This article is the result.

A false start

Fortunately for me my application sets a specific size limit on page size. The entire page must fit into an 800 by 600 frame without scrollbars.

My initial approach was to render the page using MSHTML, create a memory bitmap, get a handle to the MSHTML display window and do a BitBlt from the display window to my memory bitmap, then scale and save the results.

It worked well but for one minor detail.

In order to render an HTML page into an image file using the BitBlt method the page has to be visible on the screen. BitBlt can only grab bits from a device context that's had something drawn on it, and if the device context represents something that's not actually visible on the screen the Windows WM_PAINT optimisations kick in and exclude those areas from the update region. The result is that MSHTML doesn't paint onto those portions of a device context that aren't visible.

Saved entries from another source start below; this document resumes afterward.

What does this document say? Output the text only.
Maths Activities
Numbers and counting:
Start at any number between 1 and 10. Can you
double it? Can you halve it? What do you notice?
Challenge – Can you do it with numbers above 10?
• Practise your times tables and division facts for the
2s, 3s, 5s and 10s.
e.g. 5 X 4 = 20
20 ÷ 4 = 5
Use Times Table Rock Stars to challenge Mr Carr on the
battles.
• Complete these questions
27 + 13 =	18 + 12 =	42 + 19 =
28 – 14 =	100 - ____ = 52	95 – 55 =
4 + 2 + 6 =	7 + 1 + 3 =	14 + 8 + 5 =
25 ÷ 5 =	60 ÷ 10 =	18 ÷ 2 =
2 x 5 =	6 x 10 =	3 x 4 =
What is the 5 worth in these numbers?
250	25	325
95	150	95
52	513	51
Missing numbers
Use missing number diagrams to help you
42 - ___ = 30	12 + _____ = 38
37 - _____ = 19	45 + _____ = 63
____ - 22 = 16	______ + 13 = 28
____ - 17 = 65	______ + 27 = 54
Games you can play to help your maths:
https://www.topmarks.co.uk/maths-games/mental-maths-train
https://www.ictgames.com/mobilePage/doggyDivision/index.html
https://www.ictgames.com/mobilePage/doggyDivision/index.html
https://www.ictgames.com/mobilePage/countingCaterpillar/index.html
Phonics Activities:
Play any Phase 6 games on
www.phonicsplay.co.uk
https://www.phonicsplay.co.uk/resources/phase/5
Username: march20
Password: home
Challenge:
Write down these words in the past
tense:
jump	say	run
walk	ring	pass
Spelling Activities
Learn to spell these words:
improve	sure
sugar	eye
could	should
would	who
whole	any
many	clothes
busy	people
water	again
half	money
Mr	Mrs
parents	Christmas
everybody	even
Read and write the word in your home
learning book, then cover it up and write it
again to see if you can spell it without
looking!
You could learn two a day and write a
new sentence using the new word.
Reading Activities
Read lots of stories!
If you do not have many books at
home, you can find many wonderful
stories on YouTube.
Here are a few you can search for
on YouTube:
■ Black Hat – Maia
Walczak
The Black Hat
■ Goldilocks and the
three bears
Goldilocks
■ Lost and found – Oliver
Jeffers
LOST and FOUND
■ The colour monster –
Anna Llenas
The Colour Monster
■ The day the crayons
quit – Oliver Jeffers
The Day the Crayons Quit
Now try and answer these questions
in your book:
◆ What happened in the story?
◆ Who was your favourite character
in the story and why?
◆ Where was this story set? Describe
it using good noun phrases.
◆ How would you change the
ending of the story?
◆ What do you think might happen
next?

If you want to create images of something that's already on the screen well and good. Otherwise, to create an image, you have to present that something on the screen. This makes for an awful lot of flashing as one renders HTML pages to the screen for just long enough to grab their bits via BitBlt.

Even so, I was almost happy with the result. The flashing didn't look too awful. I even ran it past a few people, showing them what it looked like as it updated images and they didn't seem to mind it too much. But it irked me. There had to be a better way.

A second approach

Some digging around in MSDN revealed the IHTMLElementRender interface. Sounds hopeful. It has a member function called DrawToDC() that sounds like a perfect fit. Which it is indeed. Once you obtain an IHTMLElementRender interface you can supply your own device context and get MSHTML to render the element to it. And once you've done that it's trivial to scale and save to a file.

As you've probably guessed, it wasn't quite as simple as that.

I'm going to present the class a little differently this time. We'll start with a simple version of the class (not present in the download) and add complexity to it as we encounter issues.

The simple version of CCreateHTMLImage

looks like this.

class CCreateHTMLImage
{
public:
    enum eOutputImageFormat
    {
        eBMP = 0,
        eJPG,
        eGIF,
        eTIFF,
        ePNG,
        eImgSize
    };

                    CCreateHTMLImage();
    virtual         ~CCreateHTMLImage();

    BOOL            SetSaveImageFormat(eOutputImageFormat format);

    BOOL            CreateImage(
                        IHTMLDocument2 *pDoc, 
                        LPCTSTR szDestFilename, 
                        CSize srcSize, 
                        CSize outputSize);

protected:
    int             GetEncoderClsid(const WCHAR* format, CLSID* pClsid);

private:
    static LPCTSTR  m_ImageFormats[eImgSize];
    CLSID           m_encoderClsid;
};

This version of the class creates an image from an existing HTML document. The constructor initialises the saved image format as a jpeg file (you can override this by calling SetSaveImageFormat() passing one of the eOutputImageFormat constants). The guts of the work is done in the CreateImage() member function which looks like this.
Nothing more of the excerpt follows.